33 Juta Dosis Vaksin COVID-19 Akan Datang 2 Minggu Ini

Jakarta, Gatra.com - Menteri Kesehatan Republik Indonesia (Menkes RI) Budi Gunadi Sadikin mengatakan akan ada sekitar 33 juta dosis vaksin COVID-19 untuk dua minggu ke depan. Di mana di minggu keempat terdapat 19.550.900 atau sekitar 19,5 juta dan di minggu kelima ada 13.865.860 atau sekitar 13,8 juta dosis vaksin COVID-19 di bulan Agustus 2021.

"Di minggu keempat ini kita akan datang 19,5 juta [dosis vaksin] ya. Jadi banyak sekali yang akan bisa datang di minggu ini. Dan minggu kelimanya akan datang 13 juta [dosis vaksin]," tuturnya, melalui Zoom dalam keterangan persnya secara virtual bertajuk "Update Ketersediaan Vaksin di Indonesia", yang disiarkan langsung lewat kanal YouTube Kementerian Kesehatan RI pada Selasa, (24/8).

"Memang tadinya kita coba dorong, tapi jadwalnya memang sangat bergantung kepada produsennya ya," tambah Budi.

Ia mengatakan mungkin mereka membutuhkan maksimal 3 hari untuk melakukan redressing, ijin-ijin dengan Badan Pengawas Obat dan Makanan (BPOM) dan lain sebagainya. Setelah itu, kemudian mereka akan langsung mengirimkannya.

Sebelumnya, kata Budi, mereka telah menerima 12.054.200 atau 12 juta dosis vaksin COVID-19 pada minggu pertama Agustus 2021. Adapun di minggu kedua dan ketiga mereka juga mendapatkan 9.560.000 atau 9.5 juta dosis dan 12.578.280 atau 12.5 juta dosis vaksin.

Ia pun mengatakan pada bulan September 2021 mendatang, Indonesia akan menerima lebih banyak lagi vaksin COVID-19 yaitu 80.717.720 atau sekitar 80.7 juta dosis. Rinciannya adalah 23.328.000 atau 23,3 juta vaksin produksi Bio Farma, 25 juta vaksin jadi Sinovac dari Cina, 19.366.980 atau sekitar 19.3 juta vaksin Covax/Gavi multilateral, 5.383.400 atau sekitar 5.3 juta vaksin AstraZeneca, 7.139.340 atau sekitar 7.1 juta vaksin Pfizer dan 500 ribu vaksin dari Grant bilateral.

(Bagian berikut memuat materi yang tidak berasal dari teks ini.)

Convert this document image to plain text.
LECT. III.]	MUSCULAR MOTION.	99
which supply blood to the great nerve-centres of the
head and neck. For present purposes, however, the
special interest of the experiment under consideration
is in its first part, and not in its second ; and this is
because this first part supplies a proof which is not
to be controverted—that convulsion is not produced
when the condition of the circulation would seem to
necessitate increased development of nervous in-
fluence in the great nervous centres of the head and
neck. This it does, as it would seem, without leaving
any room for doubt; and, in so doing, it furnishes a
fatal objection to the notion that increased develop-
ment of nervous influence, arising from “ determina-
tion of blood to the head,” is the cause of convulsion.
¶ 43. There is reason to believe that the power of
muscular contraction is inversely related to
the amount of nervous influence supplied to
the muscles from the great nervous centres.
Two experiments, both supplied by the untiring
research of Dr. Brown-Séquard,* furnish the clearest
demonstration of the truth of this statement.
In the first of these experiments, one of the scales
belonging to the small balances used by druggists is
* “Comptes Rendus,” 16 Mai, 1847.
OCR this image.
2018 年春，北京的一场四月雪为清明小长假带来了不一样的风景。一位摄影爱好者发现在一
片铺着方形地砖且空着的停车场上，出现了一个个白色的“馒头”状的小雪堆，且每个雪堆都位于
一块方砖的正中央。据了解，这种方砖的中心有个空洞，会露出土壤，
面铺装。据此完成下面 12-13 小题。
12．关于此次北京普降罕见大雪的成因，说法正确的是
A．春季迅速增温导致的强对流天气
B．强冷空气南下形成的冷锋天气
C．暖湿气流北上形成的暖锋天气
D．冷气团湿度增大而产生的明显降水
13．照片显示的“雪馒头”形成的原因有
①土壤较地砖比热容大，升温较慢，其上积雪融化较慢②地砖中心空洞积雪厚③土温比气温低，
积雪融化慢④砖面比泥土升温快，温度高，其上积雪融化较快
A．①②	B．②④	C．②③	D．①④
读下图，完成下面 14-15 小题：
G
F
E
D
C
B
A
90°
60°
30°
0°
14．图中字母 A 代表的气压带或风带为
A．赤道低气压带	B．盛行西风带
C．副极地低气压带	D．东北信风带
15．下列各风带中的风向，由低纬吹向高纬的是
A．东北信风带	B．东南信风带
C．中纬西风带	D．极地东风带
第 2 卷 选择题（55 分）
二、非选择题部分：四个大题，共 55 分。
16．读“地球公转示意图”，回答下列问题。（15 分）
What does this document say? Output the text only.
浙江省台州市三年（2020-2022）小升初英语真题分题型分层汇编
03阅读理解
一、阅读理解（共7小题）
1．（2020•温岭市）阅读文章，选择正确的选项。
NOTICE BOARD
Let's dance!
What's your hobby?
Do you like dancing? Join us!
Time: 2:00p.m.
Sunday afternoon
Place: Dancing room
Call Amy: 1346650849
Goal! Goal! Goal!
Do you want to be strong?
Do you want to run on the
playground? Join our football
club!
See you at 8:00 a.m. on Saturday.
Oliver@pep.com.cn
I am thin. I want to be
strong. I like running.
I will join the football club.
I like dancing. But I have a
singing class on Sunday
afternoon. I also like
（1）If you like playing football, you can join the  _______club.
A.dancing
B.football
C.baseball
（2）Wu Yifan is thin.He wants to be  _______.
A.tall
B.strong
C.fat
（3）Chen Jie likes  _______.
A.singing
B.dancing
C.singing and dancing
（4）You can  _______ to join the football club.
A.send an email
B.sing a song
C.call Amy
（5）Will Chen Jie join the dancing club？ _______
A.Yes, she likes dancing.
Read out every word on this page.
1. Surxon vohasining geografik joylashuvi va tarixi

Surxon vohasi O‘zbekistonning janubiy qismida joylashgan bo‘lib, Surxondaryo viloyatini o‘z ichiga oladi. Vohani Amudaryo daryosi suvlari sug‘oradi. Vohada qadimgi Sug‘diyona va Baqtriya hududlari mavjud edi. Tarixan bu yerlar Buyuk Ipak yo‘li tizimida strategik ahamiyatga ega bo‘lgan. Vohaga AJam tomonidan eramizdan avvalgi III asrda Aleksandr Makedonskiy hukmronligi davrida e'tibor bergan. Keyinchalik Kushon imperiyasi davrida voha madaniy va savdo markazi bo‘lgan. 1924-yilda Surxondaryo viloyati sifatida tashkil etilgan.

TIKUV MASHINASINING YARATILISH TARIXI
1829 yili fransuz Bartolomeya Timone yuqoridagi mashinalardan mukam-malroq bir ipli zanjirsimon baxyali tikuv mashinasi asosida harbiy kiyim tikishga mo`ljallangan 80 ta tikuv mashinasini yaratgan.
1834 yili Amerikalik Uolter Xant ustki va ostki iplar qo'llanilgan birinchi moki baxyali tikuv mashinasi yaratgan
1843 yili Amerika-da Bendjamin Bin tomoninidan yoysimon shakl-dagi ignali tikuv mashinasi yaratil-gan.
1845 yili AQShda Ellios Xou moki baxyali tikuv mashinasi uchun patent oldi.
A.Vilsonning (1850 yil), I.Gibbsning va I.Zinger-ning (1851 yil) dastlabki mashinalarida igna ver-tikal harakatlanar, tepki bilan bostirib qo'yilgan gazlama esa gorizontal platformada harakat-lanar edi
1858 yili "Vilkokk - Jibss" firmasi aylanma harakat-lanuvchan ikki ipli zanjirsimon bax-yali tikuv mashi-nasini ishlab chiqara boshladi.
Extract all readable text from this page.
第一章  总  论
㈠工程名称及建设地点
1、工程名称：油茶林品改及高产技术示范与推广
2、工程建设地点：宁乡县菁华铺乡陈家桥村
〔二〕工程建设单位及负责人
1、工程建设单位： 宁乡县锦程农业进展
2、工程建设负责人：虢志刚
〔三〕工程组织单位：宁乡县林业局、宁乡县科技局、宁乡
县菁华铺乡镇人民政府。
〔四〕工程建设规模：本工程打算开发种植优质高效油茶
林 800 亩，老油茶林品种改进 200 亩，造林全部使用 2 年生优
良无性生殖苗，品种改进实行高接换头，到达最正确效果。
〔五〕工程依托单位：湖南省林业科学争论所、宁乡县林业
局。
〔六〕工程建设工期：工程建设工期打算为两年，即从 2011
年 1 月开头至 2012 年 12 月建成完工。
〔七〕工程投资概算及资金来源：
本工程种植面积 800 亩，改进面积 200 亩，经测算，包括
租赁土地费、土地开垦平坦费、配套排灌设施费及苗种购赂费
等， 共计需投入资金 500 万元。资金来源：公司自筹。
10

"Jadi September ini saya rasa akan menjadi titik di mana kita akan mendapat vaksin lebih banyak. Oleh karena itu, rakyat Indonesia, pemerintah daerah enggak usah khawatir," ucapnya.

"Kita pasti akan kirimkan cukup banyak ke daerah-daerah minggu ini dan minggu depan, memang kami minta tolong agar distribusinya dari pemerintah daerah sampai titik terakhir ke kabupaten/kota dipastikan lancar. Karna memang kita di pusat akan mendistribusikannya sampai provinsi. Nanti provinsi dan pemerintah daerah kabupaten/kota yang akan mendistribusikan sampai titik-titik terakhir," imbuh Budi.

Ia menambahkan, untuk membantu transparansinya, mereka akan memasang data mengenai stok-stok vaksin yang ada di masing-masing kabupaten/kota melalui website atau situs vaksin.kemkes.go.id. Hal ini bertujuan agar masyarakat dapat mengetahui stok vaksin tersebut di masing-masing kabupaten/kota.